Although widespread looting overshadowed the peaceful protests in some cities as protesters across the country marched in solidarity to protest Floyd’s killing, much of the Charleston riot consisted of vandalism. According to police spokesman Charles Francis there was a total of 62 arrests made May 30 through 7:00 a.m. June 1 – disobeying a lawful order 42; violation of curfew 5; burglary 2nd degree (violent) 2; burglary 2nd degree 1; damage to personal property 1; loitering 1; all other offenses; 10.
National Action Network Vice President, Religious Affairs and External Relations Rev. Nelson B. Rivers, III said protests in Charleston today differ vastly from five years ago when North Charleston police officer Michael Slager shot unarmed Walter Scott five times in the back as Scott ran away. He said even after the June 17 racially motivated murder of nine parishioners at Emanuel AME the community’s leadership prevented wanton rioting, Rivers said.

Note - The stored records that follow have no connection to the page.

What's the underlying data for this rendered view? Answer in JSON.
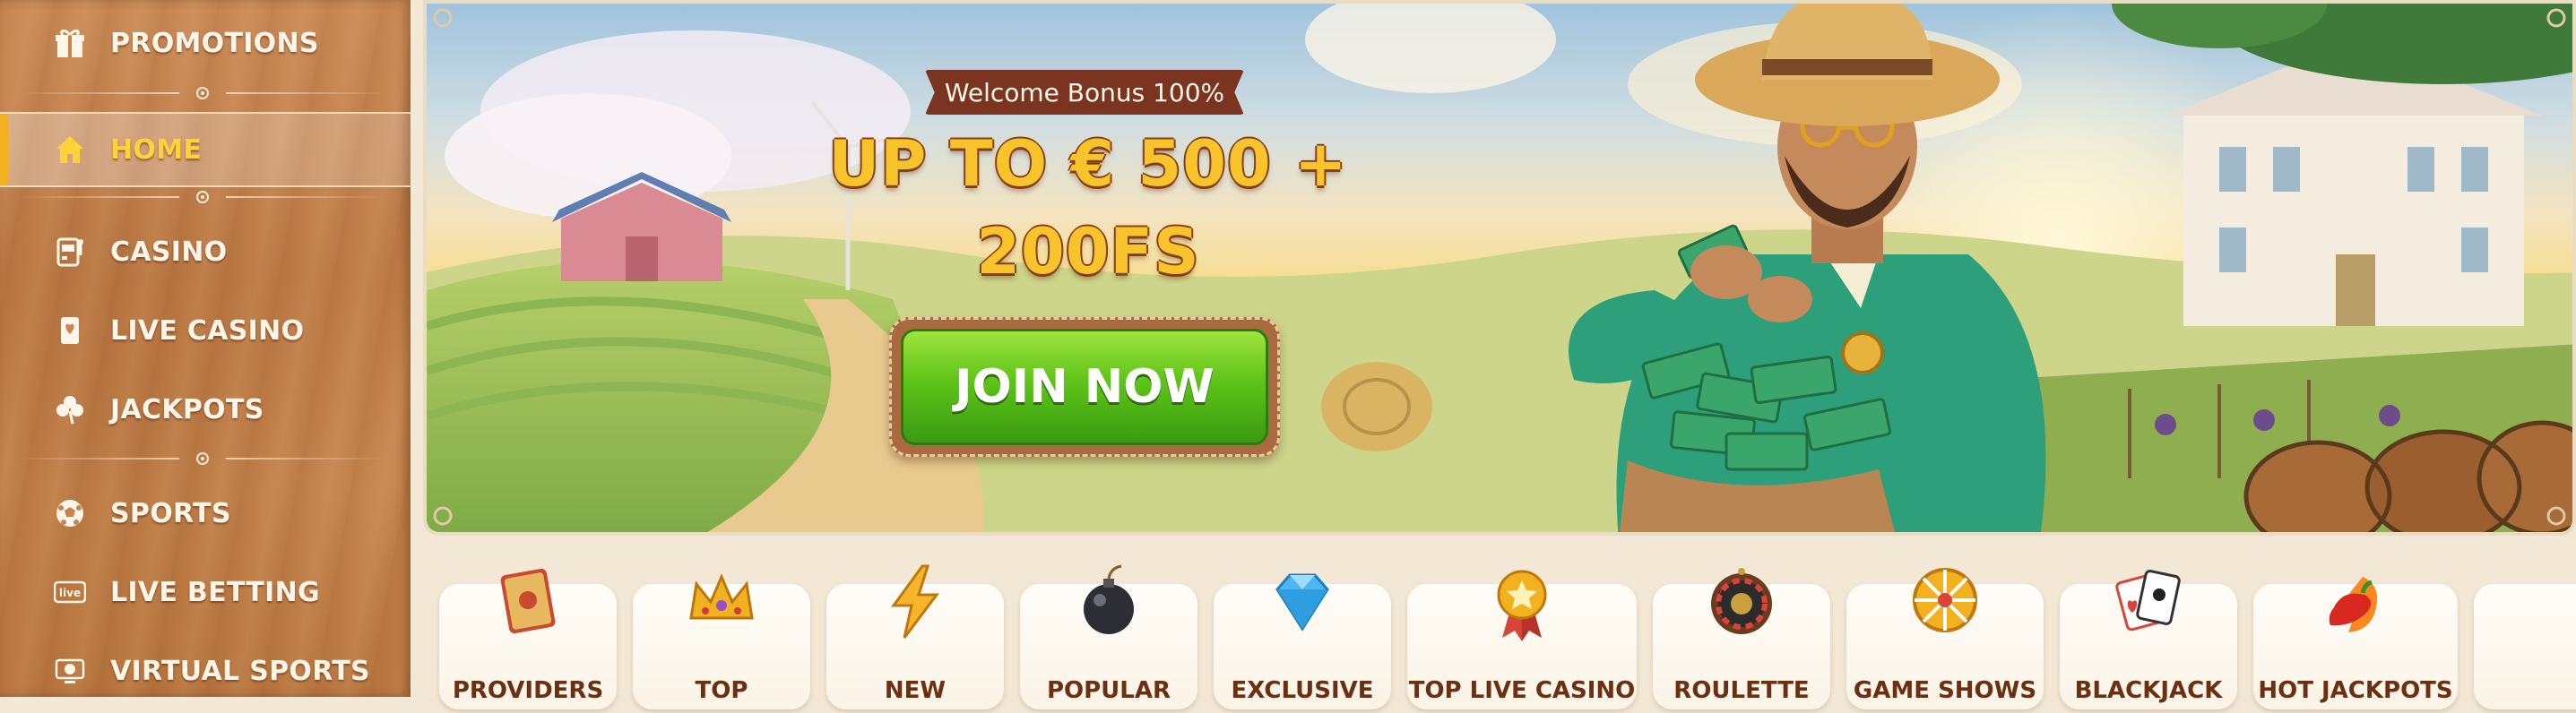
{
  "sidebar": {
    "items": [
      {
        "label": "PROMOTIONS",
        "icon": "gift-icon"
      },
      {
        "label": "HOME",
        "icon": "home-icon",
        "active": true
      },
      {
        "label": "CASINO",
        "icon": "slot-machine-icon"
      },
      {
        "label": "LIVE CASINO",
        "icon": "playing-card-icon"
      },
      {
        "label": "JACKPOTS",
        "icon": "clover-icon"
      },
      {
        "label": "SPORTS",
        "icon": "soccer-ball-icon"
      },
      {
        "label": "LIVE BETTING",
        "icon": "live-icon"
      },
      {
        "label": "VIRTUAL SPORTS",
        "icon": "virtual-sports-icon"
      }
    ],
    "live_badge": "live"
  },
  "banner": {
    "tag": "Welcome Bonus 100%",
    "headline_line1": "UP TO € 500 +",
    "headline_line2": "200FS",
    "cta_label": "JOIN NOW"
  },
  "categories": [
    {
      "label": "PROVIDERS",
      "icon": "book-icon"
    },
    {
      "label": "TOP",
      "icon": "crown-icon"
    },
    {
      "label": "NEW",
      "icon": "lightning-icon"
    },
    {
      "label": "POPULAR",
      "icon": "bomb-icon"
    },
    {
      "label": "EXCLUSIVE",
      "icon": "diamond-icon"
    },
    {
      "label": "TOP LIVE CASINO",
      "icon": "star-medal-icon"
    },
    {
      "label": "ROULETTE",
      "icon": "roulette-icon"
    },
    {
      "label": "GAME SHOWS",
      "icon": "wheel-of-fortune-icon"
    },
    {
      "label": "BLACKJACK",
      "icon": "cards-icon"
    },
    {
      "label": "HOT JACKPOTS",
      "icon": "chili-fire-icon"
    }
  ],
  "colors": {
    "sidebar_wood": "#c6864f",
    "active_accent": "#f2b21f",
    "active_text": "#ffd23a",
    "cta_green": "#5ec318",
    "headline_gold": "#f7c52b",
    "category_text": "#6b2f12"
  }
}
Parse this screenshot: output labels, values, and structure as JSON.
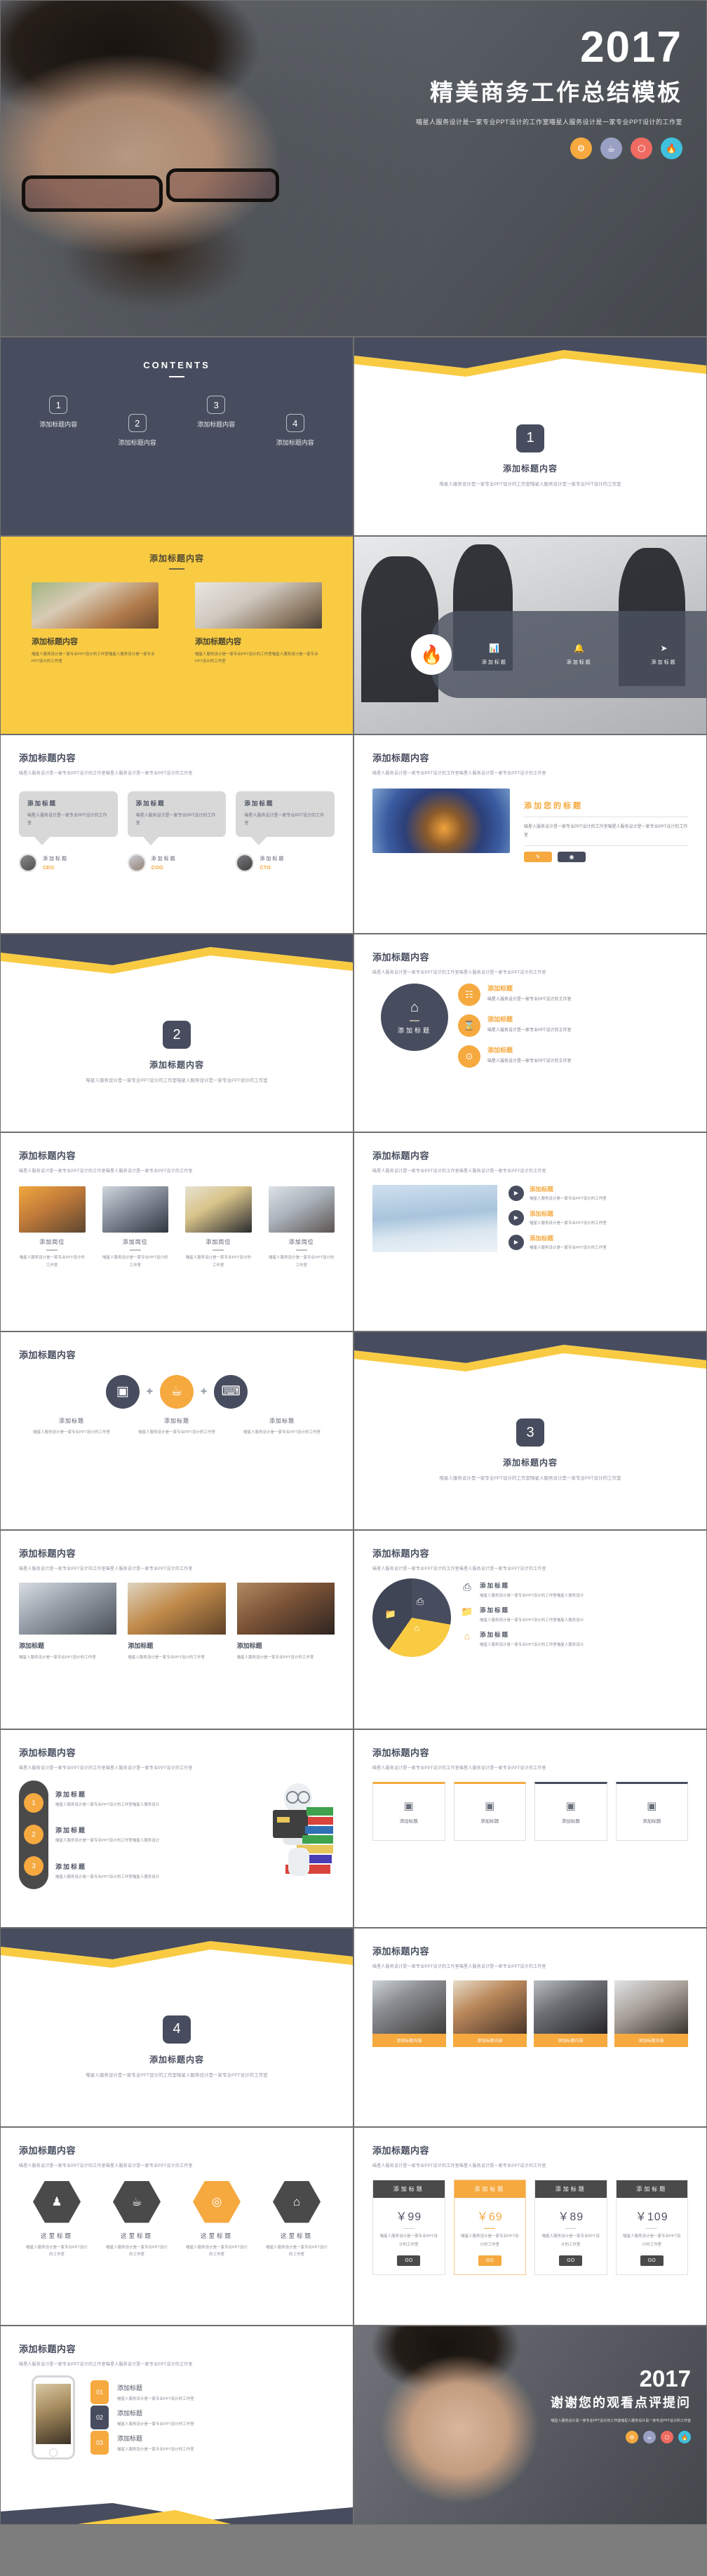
{
  "brand": {
    "navy": "#474d5e",
    "yellow": "#f9cb43",
    "orange": "#f5a93f",
    "gray": "#d8d8d8",
    "dark": "#4a4a4a"
  },
  "cover": {
    "year": "2017",
    "title": "精美商务工作总结模板",
    "subtitle": "喵星人服务设计是一家专业PPT设计的工作室喵星人服务设计是一家专业PPT设计的工作室",
    "icons": [
      {
        "name": "gear-icon",
        "glyph": "⚙",
        "color": "#f5a93f"
      },
      {
        "name": "cup-icon",
        "glyph": "☕",
        "color": "#9aa0c4"
      },
      {
        "name": "box-icon",
        "glyph": "⬡",
        "color": "#ef6b62"
      },
      {
        "name": "fire-icon",
        "glyph": "ᐃ",
        "color": "#3fc0dd"
      }
    ]
  },
  "contents": {
    "heading": "CONTENTS",
    "items": [
      {
        "num": "1",
        "label": "添加标题内容"
      },
      {
        "num": "2",
        "label": "添加标题内容"
      },
      {
        "num": "3",
        "label": "添加标题内容"
      },
      {
        "num": "4",
        "label": "添加标题内容"
      }
    ]
  },
  "section_dividers": [
    {
      "num": "1",
      "title": "添加标题内容",
      "desc": "喵星人服务设计是一家专业PPT设计的工作室喵星人服务设计是一家专业PPT设计的工作室"
    },
    {
      "num": "2",
      "title": "添加标题内容",
      "desc": "喵星人服务设计是一家专业PPT设计的工作室喵星人服务设计是一家专业PPT设计的工作室"
    },
    {
      "num": "3",
      "title": "添加标题内容",
      "desc": "喵星人服务设计是一家专业PPT设计的工作室喵星人服务设计是一家专业PPT设计的工作室"
    },
    {
      "num": "4",
      "title": "添加标题内容",
      "desc": "喵星人服务设计是一家专业PPT设计的工作室喵星人服务设计是一家专业PPT设计的工作室"
    }
  ],
  "common": {
    "title": "添加标题内容",
    "desc": "喵星人服务设计是一家专业PPT设计的工作室喵星人服务设计是一家专业PPT设计的工作室",
    "sub_title": "添加标题",
    "short_desc": "喵星人服务设计是一家专业PPT设计的工作室",
    "wrap_desc": "喵星人服务设计是一家专业PPT设计的工作室喵星人服务设计"
  },
  "yellow_cards": {
    "title": "添加标题内容",
    "cards": [
      {
        "title": "添加标题内容",
        "desc": "喵星人服务设计是一家专业PPT设计的工作室喵星人服务设计是一家专业PPT设计的工作室"
      },
      {
        "title": "添加标题内容",
        "desc": "喵星人服务设计是一家专业PPT设计的工作室喵星人服务设计是一家专业PPT设计的工作室"
      }
    ]
  },
  "meeting_pill": {
    "center_icon": "fire-icon",
    "options": [
      {
        "icon": "bar-chart-icon",
        "glyph": "ᴻ",
        "label": "添加标题"
      },
      {
        "icon": "bell-icon",
        "glyph": "ὑ4",
        "label": "添加标题"
      },
      {
        "icon": "send-icon",
        "glyph": "➤",
        "label": "添加标题"
      }
    ]
  },
  "team_bubbles": {
    "title": "添加标题内容",
    "desc": "喵星人服务设计是一家专业PPT设计的工作室喵星人服务设计是一家专业PPT设计的工作室",
    "members": [
      {
        "bubble_title": "添加标题",
        "bubble_desc": "喵星人服务设计是一家专业PPT设计的工作室",
        "name": "添加标题",
        "role": "CEO"
      },
      {
        "bubble_title": "添加标题",
        "bubble_desc": "喵星人服务设计是一家专业PPT设计的工作室",
        "name": "添加标题",
        "role": "COO"
      },
      {
        "bubble_title": "添加标题",
        "bubble_desc": "喵星人服务设计是一家专业PPT设计的工作室",
        "name": "添加标题",
        "role": "CTO"
      }
    ]
  },
  "handshake": {
    "title": "添加标题内容",
    "desc": "喵星人服务设计是一家专业PPT设计的工作室喵星人服务设计是一家专业PPT设计的工作室",
    "side_title": "添加您的标题",
    "side_desc": "喵星人服务设计是一家专业PPT设计的工作室喵星人服务设计是一家专业PPT设计的工作室",
    "buttons": [
      {
        "name": "pencil-button",
        "glyph": "✎",
        "color": "#f5a93f"
      },
      {
        "name": "eye-button",
        "glyph": "◉",
        "color": "#474d5e"
      }
    ]
  },
  "circle_chart": {
    "title": "添加标题内容",
    "desc": "喵星人服务设计是一家专业PPT设计的工作室喵星人服务设计是一家专业PPT设计的工作室",
    "center": {
      "icon": "home-dollar-icon",
      "label": "添加标题"
    },
    "items": [
      {
        "icon": "building-icon",
        "glyph": "☷",
        "title": "添加标题",
        "desc": "喵星人服务设计是一家专业PPT设计的工作室"
      },
      {
        "icon": "hourglass-icon",
        "glyph": "⌛",
        "title": "添加标题",
        "desc": "喵星人服务设计是一家专业PPT设计的工作室"
      },
      {
        "icon": "gift-icon",
        "glyph": "⊙",
        "title": "添加标题",
        "desc": "喵星人服务设计是一家专业PPT设计的工作室"
      }
    ]
  },
  "portrait_grid": {
    "title": "添加标题内容",
    "desc": "喵星人服务设计是一家专业PPT设计的工作室喵星人服务设计是一家专业PPT设计的工作室",
    "people": [
      {
        "role": "添加岗位",
        "desc": "喵星人服务设计是一家专业PPT设计的工作室"
      },
      {
        "role": "添加岗位",
        "desc": "喵星人服务设计是一家专业PPT设计的工作室"
      },
      {
        "role": "添加岗位",
        "desc": "喵星人服务设计是一家专业PPT设计的工作室"
      },
      {
        "role": "添加岗位",
        "desc": "喵星人服务设计是一家专业PPT设计的工作室"
      }
    ]
  },
  "mountain_list": {
    "title": "添加标题内容",
    "desc": "喵星人服务设计是一家专业PPT设计的工作室喵星人服务设计是一家专业PPT设计的工作室",
    "items": [
      {
        "icon": "play-icon",
        "glyph": "▶",
        "title": "添加标题",
        "desc": "喵星人服务设计是一家专业PPT设计的工作室"
      },
      {
        "icon": "play-icon",
        "glyph": "▶",
        "title": "添加标题",
        "desc": "喵星人服务设计是一家专业PPT设计的工作室"
      },
      {
        "icon": "play-icon",
        "glyph": "▶",
        "title": "添加标题",
        "desc": "喵星人服务设计是一家专业PPT设计的工作室"
      }
    ]
  },
  "three_circles": {
    "title": "添加标题内容",
    "items": [
      {
        "icon": "camera-icon",
        "glyph": "▣",
        "title": "添加标题",
        "desc": "喵星人服务设计是一家专业PPT设计的工作室",
        "active": false
      },
      {
        "icon": "cup-icon",
        "glyph": "☕",
        "title": "添加标题",
        "desc": "喵星人服务设计是一家专业PPT设计的工作室",
        "active": true
      },
      {
        "icon": "laptop-icon",
        "glyph": "⌸",
        "title": "添加标题",
        "desc": "喵星人服务设计是一家专业PPT设计的工作室",
        "active": false
      }
    ]
  },
  "three_photos": {
    "title": "添加标题内容",
    "desc": "喵星人服务设计是一家专业PPT设计的工作室喵星人服务设计是一家专业PPT设计的工作室",
    "cards": [
      {
        "title": "添加标题",
        "desc": "喵星人服务设计是一家专业PPT设计的工作室"
      },
      {
        "title": "添加标题",
        "desc": "喵星人服务设计是一家专业PPT设计的工作室"
      },
      {
        "title": "添加标题",
        "desc": "喵星人服务设计是一家专业PPT设计的工作室"
      }
    ]
  },
  "pie_slide": {
    "title": "添加标题内容",
    "desc": "喵星人服务设计是一家专业PPT设计的工作室喵星人服务设计是一家专业PPT设计的工作室",
    "legend": [
      {
        "icon": "monitor-icon",
        "glyph": "⎕",
        "title": "添加标题",
        "desc": "喵星人服务设计是一家专业PPT设计的工作室喵星人服务设计"
      },
      {
        "icon": "folder-icon",
        "glyph": "Ὄ1",
        "title": "添加标题",
        "desc": "喵星人服务设计是一家专业PPT设计的工作室喵星人服务设计"
      },
      {
        "icon": "home-dollar-icon",
        "glyph": "⌂",
        "title": "添加标题",
        "desc": "喵星人服务设计是一家专业PPT设计的工作室喵星人服务设计"
      }
    ]
  },
  "timeline": {
    "title": "添加标题内容",
    "desc": "喵星人服务设计是一家专业PPT设计的工作室喵星人服务设计是一家专业PPT设计的工作室",
    "steps": [
      {
        "num": "1",
        "title": "添加标题",
        "desc": "喵星人服务设计是一家专业PPT设计的工作室喵星人服务设计"
      },
      {
        "num": "2",
        "title": "添加标题",
        "desc": "喵星人服务设计是一家专业PPT设计的工作室喵星人服务设计"
      },
      {
        "num": "3",
        "title": "添加标题",
        "desc": "喵星人服务设计是一家专业PPT设计的工作室喵星人服务设计"
      }
    ]
  },
  "four_boxes": {
    "title": "添加标题内容",
    "desc": "喵星人服务设计是一家专业PPT设计的工作室喵星人服务设计是一家专业PPT设计的工作室",
    "boxes": [
      {
        "icon": "image-icon",
        "glyph": "▣",
        "title": "添加标题",
        "accent": "#f5a93f"
      },
      {
        "icon": "image-icon",
        "glyph": "▣",
        "title": "添加标题",
        "accent": "#f5a93f"
      },
      {
        "icon": "image-icon",
        "glyph": "▣",
        "title": "添加标题",
        "accent": "#474d5e"
      },
      {
        "icon": "image-icon",
        "glyph": "▣",
        "title": "添加标题",
        "accent": "#474d5e"
      }
    ]
  },
  "team_four": {
    "title": "添加标题内容",
    "desc": "喵星人服务设计是一家专业PPT设计的工作室喵星人服务设计是一家专业PPT设计的工作室",
    "cards": [
      {
        "label": "添加标题内容"
      },
      {
        "label": "添加标题内容"
      },
      {
        "label": "添加标题内容"
      },
      {
        "label": "添加标题内容"
      }
    ]
  },
  "hexagons": {
    "title": "添加标题内容",
    "desc": "喵星人服务设计是一家专业PPT设计的工作室喵星人服务设计是一家专业PPT设计的工作室",
    "items": [
      {
        "icon": "user-icon",
        "glyph": "♟",
        "title": "这里标题",
        "desc": "喵星人服务设计是一家专业PPT设计的工作室",
        "active": false
      },
      {
        "icon": "cup-icon",
        "glyph": "☕",
        "title": "这里标题",
        "desc": "喵星人服务设计是一家专业PPT设计的工作室",
        "active": false
      },
      {
        "icon": "target-icon",
        "glyph": "◎",
        "title": "这里标题",
        "desc": "喵星人服务设计是一家专业PPT设计的工作室",
        "active": true
      },
      {
        "icon": "home-dollar-icon",
        "glyph": "⌂",
        "title": "这里标题",
        "desc": "喵星人服务设计是一家专业PPT设计的工作室",
        "active": false
      }
    ]
  },
  "pricing": {
    "title": "添加标题内容",
    "desc": "喵星人服务设计是一家专业PPT设计的工作室喵星人服务设计是一家专业PPT设计的工作室",
    "plans": [
      {
        "header": "添加标题",
        "price": "￥99",
        "desc": "喵星人服务设计是一家专业PPT设计的工作室",
        "cta": "GO",
        "featured": false
      },
      {
        "header": "添加标题",
        "price": "￥69",
        "desc": "喵星人服务设计是一家专业PPT设计的工作室",
        "cta": "GO",
        "featured": true
      },
      {
        "header": "添加标题",
        "price": "￥89",
        "desc": "喵星人服务设计是一家专业PPT设计的工作室",
        "cta": "GO",
        "featured": false
      },
      {
        "header": "添加标题",
        "price": "￥109",
        "desc": "喵星人服务设计是一家专业PPT设计的工作室",
        "cta": "GO",
        "featured": false
      }
    ]
  },
  "phone_slide": {
    "title": "添加标题内容",
    "desc": "喵星人服务设计是一家专业PPT设计的工作室喵星人服务设计是一家专业PPT设计的工作室",
    "items": [
      {
        "num": "01",
        "title": "添加标题",
        "desc": "喵星人服务设计是一家专业PPT设计的工作室",
        "color": "#f5a93f"
      },
      {
        "num": "02",
        "title": "添加标题",
        "desc": "喵星人服务设计是一家专业PPT设计的工作室",
        "color": "#474d5e"
      },
      {
        "num": "03",
        "title": "添加标题",
        "desc": "喵星人服务设计是一家专业PPT设计的工作室",
        "color": "#f5a93f"
      }
    ]
  },
  "closing": {
    "year": "2017",
    "title": "谢谢您的观看点评提问",
    "subtitle": "喵星人服务设计是一家专业PPT设计的工作室喵星人服务设计是一家专业PPT设计的工作室",
    "icons": [
      {
        "name": "gear-icon",
        "glyph": "⚙",
        "color": "#f5a93f"
      },
      {
        "name": "cup-icon",
        "glyph": "☕",
        "color": "#9aa0c4"
      },
      {
        "name": "box-icon",
        "glyph": "⬡",
        "color": "#ef6b62"
      },
      {
        "name": "fire-icon",
        "glyph": "ᐃ",
        "color": "#3fc0dd"
      }
    ]
  }
}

Asked how riots resulting from police excessive force, abuse and homicide might be pre-empted Rivers said the problem of police abuse is systemic and requires systemic change. Some problems in the system might be revealed through race biased audits of police departments, he insists. But much of the change can happen through leadership in municipal and police administrations, he added. He noted former Charleston Police Chief Reuben Greenberg maintained a tight rein on discipline in the Charleston Police Department during his administration from 1982-2005.
Citing that protests after the fact are essential because protests instigate change, Rivers said he feels racial bias audits are essential tools that can identify problems before they manifest. Change in policing strategies, both philosophical and in training, and racially diverse police departments create environments where subjects are seen as human, Rivers said.
“The challenge is to change the culture,” Rivers said. “That change must come from the leadership,” he said.